The tax cut deserves credit for softening the blow from the reduction in inflation, which brought on a sharp recession in 1981-82. But what we think of as the Reagan boom was the typical rebound from a sharp recession, just as we had seen after all previous postwar recessions. Much credit for growth in the Reagan years must go to the sharp increase in government purchases for his defense buildup.

What many Republicans also forget is that Reagan cared about deficits and supported 11 different tax increases from 1982 to 1988 that collectively took back half of the 1981 tax cut. Although many conservative economists predicted doom from the 1982 tax increase, which equaled 1 percent of G.D.P., the beginning of the boom coincided with its enactment.

These economists also predicted catastrophe from the 1993 tax increase enacted under President Bill Clinton and from the expiration of many of President George W. Bush’s tax cuts in 2013. But in each case financial markets and the economy grew sharply afterward.

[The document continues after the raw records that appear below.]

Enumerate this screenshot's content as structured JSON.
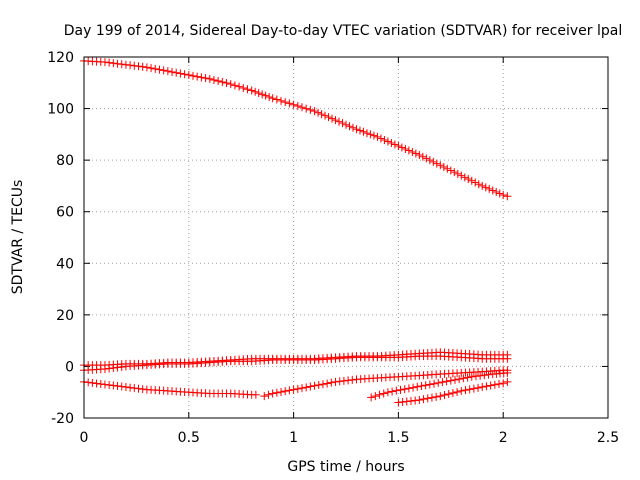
{
  "chart_data": {
    "type": "scatter",
    "title": "Day 199 of 2014, Sidereal Day-to-day VTEC variation (SDTVAR) for receiver lpal",
    "xlabel": "GPS time / hours",
    "ylabel": "SDTVAR / TECUs",
    "xlim": [
      0,
      2.5
    ],
    "ylim": [
      -20,
      120
    ],
    "xticks": [
      0,
      0.5,
      1,
      1.5,
      2,
      2.5
    ],
    "xtick_labels": [
      "0",
      "0.5",
      "1",
      "1.5",
      "2",
      "2.5"
    ],
    "yticks": [
      -20,
      0,
      20,
      40,
      60,
      80,
      100,
      120
    ],
    "ytick_labels": [
      "-20",
      "0",
      "20",
      "40",
      "60",
      "80",
      "100",
      "120"
    ],
    "grid": true,
    "marker": "plus",
    "color": "#ff0000",
    "series": [
      {
        "x": [
          0,
          0.1,
          0.2,
          0.3,
          0.4,
          0.5,
          0.6,
          0.7,
          0.8,
          0.9,
          1.0,
          1.1,
          1.2,
          1.3,
          1.4,
          1.5,
          1.6,
          1.7,
          1.8,
          1.9,
          2.0,
          2.02
        ],
        "y": [
          118.5,
          118,
          117,
          116,
          114.5,
          113,
          111.5,
          109.5,
          107,
          104,
          101.5,
          99,
          95.5,
          92,
          89,
          85.5,
          82,
          78,
          74,
          70,
          66.5,
          66
        ]
      },
      {
        "x": [
          0,
          0.1,
          0.2,
          0.3,
          0.4,
          0.5,
          0.6,
          0.7,
          0.8,
          0.9,
          1.0,
          1.1,
          1.2,
          1.3,
          1.4,
          1.5,
          1.6,
          1.7,
          1.8,
          1.9,
          2.0,
          2.02
        ],
        "y": [
          0.5,
          0.5,
          1,
          1,
          1.5,
          1.5,
          2,
          2.5,
          3,
          3,
          3,
          3,
          3.5,
          4,
          4,
          4.5,
          5,
          5.5,
          5,
          4.5,
          4.5,
          4.5
        ]
      },
      {
        "x": [
          0,
          0.1,
          0.2,
          0.3,
          0.4,
          0.5,
          0.6,
          0.7,
          0.8,
          0.9,
          1.0,
          1.1,
          1.2,
          1.3,
          1.4,
          1.5,
          1.6,
          1.7,
          1.8,
          1.9,
          2.0,
          2.02
        ],
        "y": [
          -1.5,
          -1,
          0,
          0.5,
          1,
          1,
          1.5,
          2,
          2,
          2.5,
          2.5,
          2.5,
          3,
          3.5,
          3.5,
          3.5,
          4,
          4,
          3.5,
          3,
          3,
          3
        ]
      },
      {
        "x": [
          0,
          0.1,
          0.2,
          0.3,
          0.4,
          0.5,
          0.6,
          0.7,
          0.8,
          0.82
        ],
        "y": [
          -6,
          -7,
          -8,
          -9,
          -9.5,
          -10,
          -10.5,
          -10.5,
          -11,
          -11
        ]
      },
      {
        "x": [
          0.86,
          0.9,
          1.0,
          1.1,
          1.2,
          1.3,
          1.4,
          1.5,
          1.6,
          1.7,
          1.8,
          1.9,
          2.0,
          2.02
        ],
        "y": [
          -11.5,
          -10.5,
          -9,
          -7.5,
          -6,
          -5,
          -4.5,
          -4,
          -3.5,
          -3,
          -2.5,
          -2,
          -1.5,
          -1.5
        ]
      },
      {
        "x": [
          1.37,
          1.45,
          1.55,
          1.65,
          1.75,
          1.85,
          1.95,
          2.02
        ],
        "y": [
          -12,
          -10,
          -8.5,
          -7,
          -5.5,
          -4,
          -3,
          -2.5
        ]
      },
      {
        "x": [
          1.5,
          1.6,
          1.7,
          1.8,
          1.9,
          2.0,
          2.02
        ],
        "y": [
          -14,
          -13,
          -11.5,
          -9.5,
          -8,
          -6.5,
          -6
        ]
      }
    ]
  }
}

By contrast, the economy tanked during the Bush years despite numerous large tax cuts. The final proof that tax cuts are not the be-all and end-all of growth policy is the Tax Reform Act of 1986, which dropped the top income-tax rate to 28 percent. Conservative doctrine predicted an economic boom, but I don’t remember one, nor can I find one in the data.
Trump’s Misguided Embrace of Tax Cuts - The New York Times

Who is Bruce Bartlett?

Quote:I know something about the Reagan tax cut. In 1977, while working for Representative Jack Kemp, Republican of New York, I drafted the Kemp-Roth tax bill, which Reagan sent to Congress in early 1981. The law cut statutory tax rates by about 25 percent across the board.

Bruce Bartlett held senior policy roles in the Ronald Reagan and George H.W. Bush administrations. He is the author of “Reaganomics: Supply-Side Economics in Action.”